Read Also: A Typical Day In My Life – Lockdown Update

18 Responses

  1. Loool,I can relate, but funny enough I’ve forgotten most of my experiences just because I don’t expect them to say sorry as usual, but the funniest part is the fact that they use food or gift to cover their mistakes 🤣🤣. What will you eat,or give you Malt drink that they kept in their room🤣🤣,just for you to forget the scenario. If you are expecting my dad to tell you sorry, my dear you are on a long thing, rather he’ll try and justify himself.

  2. God when??
    😂😂😂😂 Nigerian parents apologizing is like a miracle. I’ll share my testimony when I experience this.

  3. I can absolutely relate to this story. I think my Father only ever said sorry to us once. I don’t remember my mum ever saying sorry for the many times she was wrong. You would think adults could never be wrong.
    There was a time I was wrongfully flogged by her (she is a Teacher and that is what they do) and when the real culprit was discovered (my immediate younger brother) she just moved to him like I deserved the beating and not an apology. No sorry, no remorse.

    Thank God we are grown now and things like this don’t happen again.

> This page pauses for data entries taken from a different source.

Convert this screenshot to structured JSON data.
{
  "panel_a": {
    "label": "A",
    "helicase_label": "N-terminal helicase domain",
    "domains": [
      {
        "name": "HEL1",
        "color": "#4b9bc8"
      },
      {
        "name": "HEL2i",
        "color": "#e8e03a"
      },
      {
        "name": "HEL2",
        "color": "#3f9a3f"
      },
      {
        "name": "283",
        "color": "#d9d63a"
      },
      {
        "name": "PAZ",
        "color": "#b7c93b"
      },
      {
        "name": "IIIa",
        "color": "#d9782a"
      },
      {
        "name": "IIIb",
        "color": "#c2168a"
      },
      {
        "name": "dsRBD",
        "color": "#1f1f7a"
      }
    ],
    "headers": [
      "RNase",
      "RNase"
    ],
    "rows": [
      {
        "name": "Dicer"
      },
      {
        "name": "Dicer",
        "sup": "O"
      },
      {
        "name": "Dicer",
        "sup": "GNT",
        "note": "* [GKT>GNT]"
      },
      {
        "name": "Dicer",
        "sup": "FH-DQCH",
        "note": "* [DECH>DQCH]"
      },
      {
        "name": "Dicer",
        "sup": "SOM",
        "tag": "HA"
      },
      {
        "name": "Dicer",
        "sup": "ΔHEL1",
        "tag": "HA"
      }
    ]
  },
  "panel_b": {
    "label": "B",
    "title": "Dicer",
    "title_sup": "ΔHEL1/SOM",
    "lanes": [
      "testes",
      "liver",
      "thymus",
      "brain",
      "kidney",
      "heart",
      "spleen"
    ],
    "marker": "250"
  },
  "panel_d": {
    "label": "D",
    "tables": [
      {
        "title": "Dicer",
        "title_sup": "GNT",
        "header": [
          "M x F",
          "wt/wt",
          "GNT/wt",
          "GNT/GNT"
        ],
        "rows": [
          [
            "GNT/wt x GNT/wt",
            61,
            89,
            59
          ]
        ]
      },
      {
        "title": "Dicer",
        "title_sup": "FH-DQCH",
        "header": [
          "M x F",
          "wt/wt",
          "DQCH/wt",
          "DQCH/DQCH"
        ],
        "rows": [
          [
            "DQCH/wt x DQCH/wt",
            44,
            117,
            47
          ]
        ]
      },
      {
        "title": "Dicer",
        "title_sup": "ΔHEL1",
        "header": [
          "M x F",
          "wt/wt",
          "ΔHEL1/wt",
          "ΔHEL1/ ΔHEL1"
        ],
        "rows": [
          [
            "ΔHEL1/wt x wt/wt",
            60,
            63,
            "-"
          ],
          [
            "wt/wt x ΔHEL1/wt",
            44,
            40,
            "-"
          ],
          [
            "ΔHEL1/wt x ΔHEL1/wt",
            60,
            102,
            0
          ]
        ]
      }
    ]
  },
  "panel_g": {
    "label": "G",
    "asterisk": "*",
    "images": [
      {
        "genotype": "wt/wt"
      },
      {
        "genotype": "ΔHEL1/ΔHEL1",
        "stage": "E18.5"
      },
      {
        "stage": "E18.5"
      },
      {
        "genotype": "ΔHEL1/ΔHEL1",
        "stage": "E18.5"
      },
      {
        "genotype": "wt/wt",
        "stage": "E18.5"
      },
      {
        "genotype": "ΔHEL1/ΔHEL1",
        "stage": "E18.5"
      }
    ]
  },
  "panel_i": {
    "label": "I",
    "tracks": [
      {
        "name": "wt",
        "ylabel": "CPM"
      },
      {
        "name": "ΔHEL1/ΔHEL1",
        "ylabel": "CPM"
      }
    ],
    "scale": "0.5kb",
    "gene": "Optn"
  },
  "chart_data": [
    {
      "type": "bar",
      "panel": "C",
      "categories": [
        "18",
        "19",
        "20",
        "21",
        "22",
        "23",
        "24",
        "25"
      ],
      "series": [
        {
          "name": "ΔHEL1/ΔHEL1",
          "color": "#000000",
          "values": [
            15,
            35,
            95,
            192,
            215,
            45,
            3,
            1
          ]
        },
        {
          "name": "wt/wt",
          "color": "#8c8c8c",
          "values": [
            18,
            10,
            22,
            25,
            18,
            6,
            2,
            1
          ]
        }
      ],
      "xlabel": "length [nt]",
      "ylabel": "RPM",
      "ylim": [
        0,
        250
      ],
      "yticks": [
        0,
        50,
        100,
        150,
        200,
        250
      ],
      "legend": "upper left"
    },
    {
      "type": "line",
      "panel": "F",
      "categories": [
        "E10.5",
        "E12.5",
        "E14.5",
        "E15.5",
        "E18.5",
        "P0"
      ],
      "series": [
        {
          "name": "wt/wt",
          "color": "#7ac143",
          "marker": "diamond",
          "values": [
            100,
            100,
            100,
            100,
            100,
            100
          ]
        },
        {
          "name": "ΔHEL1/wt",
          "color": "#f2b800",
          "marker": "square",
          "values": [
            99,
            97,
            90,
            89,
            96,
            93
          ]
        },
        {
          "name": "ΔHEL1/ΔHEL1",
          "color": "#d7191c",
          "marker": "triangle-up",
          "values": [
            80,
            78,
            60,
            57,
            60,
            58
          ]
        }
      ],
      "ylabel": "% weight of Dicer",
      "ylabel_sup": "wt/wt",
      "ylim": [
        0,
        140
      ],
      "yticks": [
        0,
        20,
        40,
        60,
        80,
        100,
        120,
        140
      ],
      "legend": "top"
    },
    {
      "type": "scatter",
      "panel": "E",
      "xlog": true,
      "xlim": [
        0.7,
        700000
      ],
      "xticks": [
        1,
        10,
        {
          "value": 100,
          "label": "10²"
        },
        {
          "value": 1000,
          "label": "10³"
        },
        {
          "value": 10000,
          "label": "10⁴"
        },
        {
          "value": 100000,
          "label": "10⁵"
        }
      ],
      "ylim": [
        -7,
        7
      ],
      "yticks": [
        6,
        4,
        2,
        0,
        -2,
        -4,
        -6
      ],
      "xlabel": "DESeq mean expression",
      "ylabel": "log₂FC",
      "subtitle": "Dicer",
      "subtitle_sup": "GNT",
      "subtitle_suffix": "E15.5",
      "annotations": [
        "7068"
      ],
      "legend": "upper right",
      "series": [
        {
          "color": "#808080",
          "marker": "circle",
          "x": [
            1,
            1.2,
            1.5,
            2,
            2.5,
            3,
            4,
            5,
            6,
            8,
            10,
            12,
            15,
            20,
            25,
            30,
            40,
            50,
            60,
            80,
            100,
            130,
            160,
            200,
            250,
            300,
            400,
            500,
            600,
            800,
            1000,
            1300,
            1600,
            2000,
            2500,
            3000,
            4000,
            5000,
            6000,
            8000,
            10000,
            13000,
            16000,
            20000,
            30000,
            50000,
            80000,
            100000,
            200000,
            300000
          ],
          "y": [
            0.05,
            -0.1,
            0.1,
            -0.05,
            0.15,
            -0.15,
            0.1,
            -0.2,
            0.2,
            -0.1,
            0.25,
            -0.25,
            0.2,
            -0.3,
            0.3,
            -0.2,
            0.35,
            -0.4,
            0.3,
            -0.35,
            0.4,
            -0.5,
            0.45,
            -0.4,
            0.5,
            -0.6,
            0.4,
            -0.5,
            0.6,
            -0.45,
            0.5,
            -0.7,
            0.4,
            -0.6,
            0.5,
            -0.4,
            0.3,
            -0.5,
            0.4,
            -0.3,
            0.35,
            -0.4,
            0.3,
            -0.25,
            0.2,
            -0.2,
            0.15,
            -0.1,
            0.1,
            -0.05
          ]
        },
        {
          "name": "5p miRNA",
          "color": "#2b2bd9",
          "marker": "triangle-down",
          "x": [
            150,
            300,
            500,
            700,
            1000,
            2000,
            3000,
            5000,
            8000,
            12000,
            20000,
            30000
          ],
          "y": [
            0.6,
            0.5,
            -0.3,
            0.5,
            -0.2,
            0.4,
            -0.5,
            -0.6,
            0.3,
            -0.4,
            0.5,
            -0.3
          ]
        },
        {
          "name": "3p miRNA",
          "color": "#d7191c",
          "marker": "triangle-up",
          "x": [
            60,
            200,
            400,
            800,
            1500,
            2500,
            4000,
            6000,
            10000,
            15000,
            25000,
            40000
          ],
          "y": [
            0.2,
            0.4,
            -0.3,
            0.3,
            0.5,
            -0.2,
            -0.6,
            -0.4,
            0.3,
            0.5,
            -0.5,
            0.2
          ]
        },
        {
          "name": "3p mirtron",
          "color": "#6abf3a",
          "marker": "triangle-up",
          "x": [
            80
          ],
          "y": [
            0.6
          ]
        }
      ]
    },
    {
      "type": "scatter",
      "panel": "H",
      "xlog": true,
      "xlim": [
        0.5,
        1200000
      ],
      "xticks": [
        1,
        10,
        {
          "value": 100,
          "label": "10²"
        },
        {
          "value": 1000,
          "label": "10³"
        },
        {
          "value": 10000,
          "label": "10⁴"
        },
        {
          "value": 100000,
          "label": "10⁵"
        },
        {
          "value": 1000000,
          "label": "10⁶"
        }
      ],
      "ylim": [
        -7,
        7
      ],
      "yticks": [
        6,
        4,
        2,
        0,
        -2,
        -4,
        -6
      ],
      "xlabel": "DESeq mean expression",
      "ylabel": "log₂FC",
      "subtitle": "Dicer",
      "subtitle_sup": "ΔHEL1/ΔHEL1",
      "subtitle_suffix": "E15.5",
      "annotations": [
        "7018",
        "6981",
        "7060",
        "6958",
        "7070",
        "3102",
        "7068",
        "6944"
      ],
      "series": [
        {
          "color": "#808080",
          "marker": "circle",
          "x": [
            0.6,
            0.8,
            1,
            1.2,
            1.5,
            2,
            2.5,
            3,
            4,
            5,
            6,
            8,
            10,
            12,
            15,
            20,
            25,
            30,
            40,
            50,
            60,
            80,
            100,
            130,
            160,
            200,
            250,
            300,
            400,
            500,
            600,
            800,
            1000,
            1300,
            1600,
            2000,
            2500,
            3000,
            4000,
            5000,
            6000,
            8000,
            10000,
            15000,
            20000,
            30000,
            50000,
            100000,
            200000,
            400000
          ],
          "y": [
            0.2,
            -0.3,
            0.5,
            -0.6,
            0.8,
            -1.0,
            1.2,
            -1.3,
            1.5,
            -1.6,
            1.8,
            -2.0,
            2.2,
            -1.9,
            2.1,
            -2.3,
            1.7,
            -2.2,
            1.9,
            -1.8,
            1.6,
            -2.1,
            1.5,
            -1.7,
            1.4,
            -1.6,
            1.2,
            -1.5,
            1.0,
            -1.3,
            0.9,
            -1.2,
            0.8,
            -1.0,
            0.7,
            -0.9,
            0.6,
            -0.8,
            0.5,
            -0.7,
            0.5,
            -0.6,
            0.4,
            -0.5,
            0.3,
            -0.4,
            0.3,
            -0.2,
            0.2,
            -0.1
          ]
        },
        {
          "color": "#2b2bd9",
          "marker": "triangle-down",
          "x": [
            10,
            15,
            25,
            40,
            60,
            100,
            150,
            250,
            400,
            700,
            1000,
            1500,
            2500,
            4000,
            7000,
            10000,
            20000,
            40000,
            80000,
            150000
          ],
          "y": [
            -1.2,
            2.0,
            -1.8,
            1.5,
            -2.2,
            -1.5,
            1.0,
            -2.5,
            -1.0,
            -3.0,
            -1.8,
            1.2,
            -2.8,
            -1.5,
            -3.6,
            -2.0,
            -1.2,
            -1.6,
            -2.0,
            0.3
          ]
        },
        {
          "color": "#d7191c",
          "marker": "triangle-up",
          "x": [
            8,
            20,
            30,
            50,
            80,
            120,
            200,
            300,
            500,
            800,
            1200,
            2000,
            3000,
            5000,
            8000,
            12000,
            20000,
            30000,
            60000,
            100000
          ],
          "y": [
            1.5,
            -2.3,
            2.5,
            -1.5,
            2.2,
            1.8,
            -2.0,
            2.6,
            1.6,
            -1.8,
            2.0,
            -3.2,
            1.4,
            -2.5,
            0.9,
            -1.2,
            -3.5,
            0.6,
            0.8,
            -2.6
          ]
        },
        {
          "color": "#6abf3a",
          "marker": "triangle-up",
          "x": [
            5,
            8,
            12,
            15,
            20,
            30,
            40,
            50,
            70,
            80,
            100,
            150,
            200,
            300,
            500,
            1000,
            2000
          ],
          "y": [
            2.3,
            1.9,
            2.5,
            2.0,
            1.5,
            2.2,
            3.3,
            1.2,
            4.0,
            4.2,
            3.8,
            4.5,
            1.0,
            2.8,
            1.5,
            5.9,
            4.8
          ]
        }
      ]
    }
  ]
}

    We should ensure that we are not like that with our Children too. We should all learn to apologise when we are wrong even to our children. 👌🏾

  4. Lol… I personally don’t think I’ve ever heard my mum say sorry, (if she has I definitely don’t remember) she’ll just call me and be like “have you eaten?”, ” how much did you say you needed?”🤣🤣. But sha Nigerian parents are the best

  5. This is why I love my parents💃💃💃Dad and mum I’m super proud of u guys😀😀 Nice 1 ope lol

  6. Smiles
    Mine is a different scenario entirely, just this evening, my mum and sisters had some sort of issues and my mum was practically at fault, she almost knelt down to apologize to my sister. So when my parents are wrong, they dont hesitate to say sorry.

  7. 😂😂😂😂This is so funny. I’m trying hard not to wake those around me😂😂😂 sorry na August visitor for my house. In my house when you hear “so ti jeun?” “o ni wa jeun ni 🙏” “kilo ma je” just know it’s sorry o and you better grab the opportunity fast or else… (i think you know how the story should end)

  8. I am laughing my intestine out… cos I can totally relate. African parents need to start admitting that it’s not only them that can get hurt. We get hurt too. We are not so much of indaboski… we get emotions.
    They will offend you, and you’ll be the one to say sorry cos of how they will blackmail you emotionally.

    The day I changed it for her. Guess how she said I’m sorry? Ki lo fe je?